An Irish woman who told her family she was travelling abroad for a holiday instead went to Switzerland to undergo assisted suicide, leaving her daughter to learn of her death through a WhatsApp message.
Maureen Slough, 58, from Cavan, informed her family that she was going to Lithuania with a friend. In reality, she travelled to Switzerland, where she had arranged an assisted death, a decision she had shared only with two close friends.
Her daughter, Megan Royal, learned the truth the following evening when one of her mother’s friends contacted her.
“A close friend of hers messaged me on Wednesday night, possibly at like 10 pm. I was in bed with the baby,” Royal told the Irish Independent. “He just replied like, ‘Your mom’s in Switzerland.’ He’s like, ‘You have a right to know. I was sworn to secrecy. She’s there and she wants assisted suicide.’ I was so scared at that moment.”
She said she immediately contacted her father, who attempted to reach Slough in Switzerland.
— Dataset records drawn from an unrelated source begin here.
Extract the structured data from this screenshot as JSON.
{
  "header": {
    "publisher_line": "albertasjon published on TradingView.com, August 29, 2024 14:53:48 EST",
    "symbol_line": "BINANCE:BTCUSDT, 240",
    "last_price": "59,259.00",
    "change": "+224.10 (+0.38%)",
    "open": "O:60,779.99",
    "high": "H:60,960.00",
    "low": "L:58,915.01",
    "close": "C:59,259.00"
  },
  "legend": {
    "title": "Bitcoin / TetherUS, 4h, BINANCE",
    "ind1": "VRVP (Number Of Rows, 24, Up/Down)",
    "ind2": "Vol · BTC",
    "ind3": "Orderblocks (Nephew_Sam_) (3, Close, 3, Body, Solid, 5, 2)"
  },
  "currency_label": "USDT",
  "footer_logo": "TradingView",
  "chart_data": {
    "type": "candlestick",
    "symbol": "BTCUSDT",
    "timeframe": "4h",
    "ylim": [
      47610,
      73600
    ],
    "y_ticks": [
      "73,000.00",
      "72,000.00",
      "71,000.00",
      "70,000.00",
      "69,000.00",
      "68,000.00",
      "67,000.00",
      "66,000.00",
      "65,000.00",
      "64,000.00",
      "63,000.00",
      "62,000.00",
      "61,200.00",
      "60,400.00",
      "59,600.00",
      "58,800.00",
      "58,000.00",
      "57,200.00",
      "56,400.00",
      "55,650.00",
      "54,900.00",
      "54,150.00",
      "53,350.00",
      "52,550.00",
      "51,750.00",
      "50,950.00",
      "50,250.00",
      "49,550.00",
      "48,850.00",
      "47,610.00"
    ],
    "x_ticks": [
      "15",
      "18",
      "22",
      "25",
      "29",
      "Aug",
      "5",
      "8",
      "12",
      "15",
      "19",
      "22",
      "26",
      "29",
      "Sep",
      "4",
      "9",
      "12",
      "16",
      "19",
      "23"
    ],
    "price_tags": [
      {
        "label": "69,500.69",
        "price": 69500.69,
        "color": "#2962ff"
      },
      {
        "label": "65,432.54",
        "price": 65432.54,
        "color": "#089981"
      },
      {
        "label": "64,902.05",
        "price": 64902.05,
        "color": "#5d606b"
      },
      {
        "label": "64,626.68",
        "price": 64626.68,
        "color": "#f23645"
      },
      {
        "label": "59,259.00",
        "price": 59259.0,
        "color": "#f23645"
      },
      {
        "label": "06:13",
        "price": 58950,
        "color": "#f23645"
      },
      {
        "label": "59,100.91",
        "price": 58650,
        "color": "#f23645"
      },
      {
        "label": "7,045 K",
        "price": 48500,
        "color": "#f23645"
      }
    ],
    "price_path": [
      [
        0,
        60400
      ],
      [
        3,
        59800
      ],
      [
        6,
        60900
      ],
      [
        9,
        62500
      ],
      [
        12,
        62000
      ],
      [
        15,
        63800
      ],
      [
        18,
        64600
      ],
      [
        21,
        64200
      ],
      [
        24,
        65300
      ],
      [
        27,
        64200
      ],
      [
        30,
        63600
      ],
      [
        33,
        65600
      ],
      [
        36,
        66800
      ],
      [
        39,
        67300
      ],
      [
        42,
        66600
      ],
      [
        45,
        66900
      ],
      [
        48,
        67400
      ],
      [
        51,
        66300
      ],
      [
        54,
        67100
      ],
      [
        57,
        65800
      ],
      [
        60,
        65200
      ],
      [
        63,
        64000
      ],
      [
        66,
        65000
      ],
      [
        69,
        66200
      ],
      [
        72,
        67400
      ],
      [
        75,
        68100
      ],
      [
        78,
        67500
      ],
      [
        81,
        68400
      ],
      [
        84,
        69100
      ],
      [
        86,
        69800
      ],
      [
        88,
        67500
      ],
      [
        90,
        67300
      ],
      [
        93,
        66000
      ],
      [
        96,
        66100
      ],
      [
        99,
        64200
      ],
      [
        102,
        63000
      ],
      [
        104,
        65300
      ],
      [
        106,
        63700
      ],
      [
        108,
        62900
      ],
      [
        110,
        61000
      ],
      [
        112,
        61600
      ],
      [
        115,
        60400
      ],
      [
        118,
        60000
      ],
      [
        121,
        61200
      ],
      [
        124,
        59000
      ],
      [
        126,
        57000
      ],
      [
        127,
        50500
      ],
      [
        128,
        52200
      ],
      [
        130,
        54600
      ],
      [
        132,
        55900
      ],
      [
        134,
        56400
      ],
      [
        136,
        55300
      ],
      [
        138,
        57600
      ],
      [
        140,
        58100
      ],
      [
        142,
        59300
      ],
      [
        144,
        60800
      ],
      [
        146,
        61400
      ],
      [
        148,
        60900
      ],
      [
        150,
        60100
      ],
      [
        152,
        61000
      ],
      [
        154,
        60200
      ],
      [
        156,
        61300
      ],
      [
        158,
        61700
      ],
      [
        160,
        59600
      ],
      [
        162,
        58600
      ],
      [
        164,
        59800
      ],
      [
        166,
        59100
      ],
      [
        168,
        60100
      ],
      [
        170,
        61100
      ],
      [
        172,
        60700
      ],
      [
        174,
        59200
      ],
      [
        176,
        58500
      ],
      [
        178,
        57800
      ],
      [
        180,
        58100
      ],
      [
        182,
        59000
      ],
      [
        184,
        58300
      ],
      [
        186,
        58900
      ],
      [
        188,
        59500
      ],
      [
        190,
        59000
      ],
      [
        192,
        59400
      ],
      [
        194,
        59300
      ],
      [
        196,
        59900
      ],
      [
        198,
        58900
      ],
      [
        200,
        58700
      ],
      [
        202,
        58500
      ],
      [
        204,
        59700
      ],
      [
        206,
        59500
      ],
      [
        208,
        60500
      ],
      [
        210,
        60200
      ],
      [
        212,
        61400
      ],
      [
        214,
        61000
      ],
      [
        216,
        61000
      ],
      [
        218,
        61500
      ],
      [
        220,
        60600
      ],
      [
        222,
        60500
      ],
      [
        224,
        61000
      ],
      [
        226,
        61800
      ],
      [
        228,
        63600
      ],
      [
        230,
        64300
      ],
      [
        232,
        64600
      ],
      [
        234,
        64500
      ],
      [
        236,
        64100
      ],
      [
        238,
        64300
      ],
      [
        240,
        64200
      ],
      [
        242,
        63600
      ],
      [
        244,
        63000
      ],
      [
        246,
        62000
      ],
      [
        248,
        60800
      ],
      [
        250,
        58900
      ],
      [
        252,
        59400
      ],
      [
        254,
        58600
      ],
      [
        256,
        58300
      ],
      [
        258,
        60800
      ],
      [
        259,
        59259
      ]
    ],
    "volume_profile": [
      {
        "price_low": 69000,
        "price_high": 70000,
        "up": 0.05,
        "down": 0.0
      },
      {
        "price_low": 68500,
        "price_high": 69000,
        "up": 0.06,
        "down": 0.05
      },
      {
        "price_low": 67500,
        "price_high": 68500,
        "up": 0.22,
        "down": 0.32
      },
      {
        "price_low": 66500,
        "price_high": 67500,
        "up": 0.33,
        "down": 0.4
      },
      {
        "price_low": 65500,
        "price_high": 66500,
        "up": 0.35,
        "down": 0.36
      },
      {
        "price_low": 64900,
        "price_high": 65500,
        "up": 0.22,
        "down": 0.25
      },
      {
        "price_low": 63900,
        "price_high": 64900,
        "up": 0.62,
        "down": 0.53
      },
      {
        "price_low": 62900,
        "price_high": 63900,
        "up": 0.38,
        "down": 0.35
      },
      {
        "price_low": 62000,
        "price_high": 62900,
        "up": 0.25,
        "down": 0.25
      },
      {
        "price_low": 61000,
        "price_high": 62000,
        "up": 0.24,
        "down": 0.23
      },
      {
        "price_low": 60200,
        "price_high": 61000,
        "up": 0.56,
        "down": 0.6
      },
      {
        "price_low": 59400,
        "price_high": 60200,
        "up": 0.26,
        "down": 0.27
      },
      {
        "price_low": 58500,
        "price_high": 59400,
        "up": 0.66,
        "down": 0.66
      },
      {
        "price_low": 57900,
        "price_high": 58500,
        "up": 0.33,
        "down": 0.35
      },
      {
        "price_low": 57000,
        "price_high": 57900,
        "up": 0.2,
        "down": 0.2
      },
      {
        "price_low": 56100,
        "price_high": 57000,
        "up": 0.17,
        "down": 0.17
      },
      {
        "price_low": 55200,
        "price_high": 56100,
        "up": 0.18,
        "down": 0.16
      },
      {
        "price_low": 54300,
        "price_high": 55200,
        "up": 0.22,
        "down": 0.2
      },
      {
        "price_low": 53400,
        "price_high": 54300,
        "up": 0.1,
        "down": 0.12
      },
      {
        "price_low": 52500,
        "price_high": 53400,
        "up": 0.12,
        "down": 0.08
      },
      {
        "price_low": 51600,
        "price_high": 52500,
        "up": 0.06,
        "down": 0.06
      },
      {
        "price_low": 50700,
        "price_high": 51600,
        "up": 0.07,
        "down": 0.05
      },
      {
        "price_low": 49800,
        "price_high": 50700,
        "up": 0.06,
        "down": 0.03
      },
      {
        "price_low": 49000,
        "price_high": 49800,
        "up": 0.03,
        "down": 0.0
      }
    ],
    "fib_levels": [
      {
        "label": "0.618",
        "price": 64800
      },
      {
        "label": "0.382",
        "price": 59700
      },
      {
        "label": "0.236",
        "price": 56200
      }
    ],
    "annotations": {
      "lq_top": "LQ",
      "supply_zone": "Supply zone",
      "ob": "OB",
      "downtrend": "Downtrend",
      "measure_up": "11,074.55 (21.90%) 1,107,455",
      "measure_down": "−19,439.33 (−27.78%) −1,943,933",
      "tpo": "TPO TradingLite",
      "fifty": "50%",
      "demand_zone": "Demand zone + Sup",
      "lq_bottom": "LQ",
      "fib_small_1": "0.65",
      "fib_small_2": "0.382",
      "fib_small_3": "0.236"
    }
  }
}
“What was worse was not only did I get the text on WhatsApp, they had advised me that her ashes would be posted to me in 6–8 weeks. In that very moment, because I was alone, I just sat there with the baby and cried… I just felt like my world ended,” she recalled.
The message Royal received came from Pegasos, an assisted dying nonprofit based in Liestal, Switzerland. She later discovered that her mother, who had told her she would be returning home, had secretly applied to the organisation and paid approximately 20,000 euros (about Rs 17.8 lakh) for the procedure.
Assisted suicide has been legal in Switzerland since 1942. Unlike euthanasia, which is prohibited, individuals are required to administer the life-ending medication themselves.
Slough’s brother, Philip, a solicitor based in the UK, wrote to the Foreign, Commonwealth and Development Office requesting an investigation. He alleged that Pegasos had disregarded its own policy of notifying family members, according to Right to Life UK.
Megan Royal described her mother as “a fiery, smart and dedicated woman” but said she had struggled with mental health problems, including a previous attempt to take her life following the deaths of her two younger sisters.
“No one’s saying she wasn’t feeling pain. Not pain good enough to go and end her life. She had a lot more life to live and give,” Royal said. “She was just in a dark time. She wasn’t terminally ill or, in my opinion, ill enough to go and do this and leave our family behind like that.”
Her ashes arrived in early August, and by the end of the month, the family held a funeral.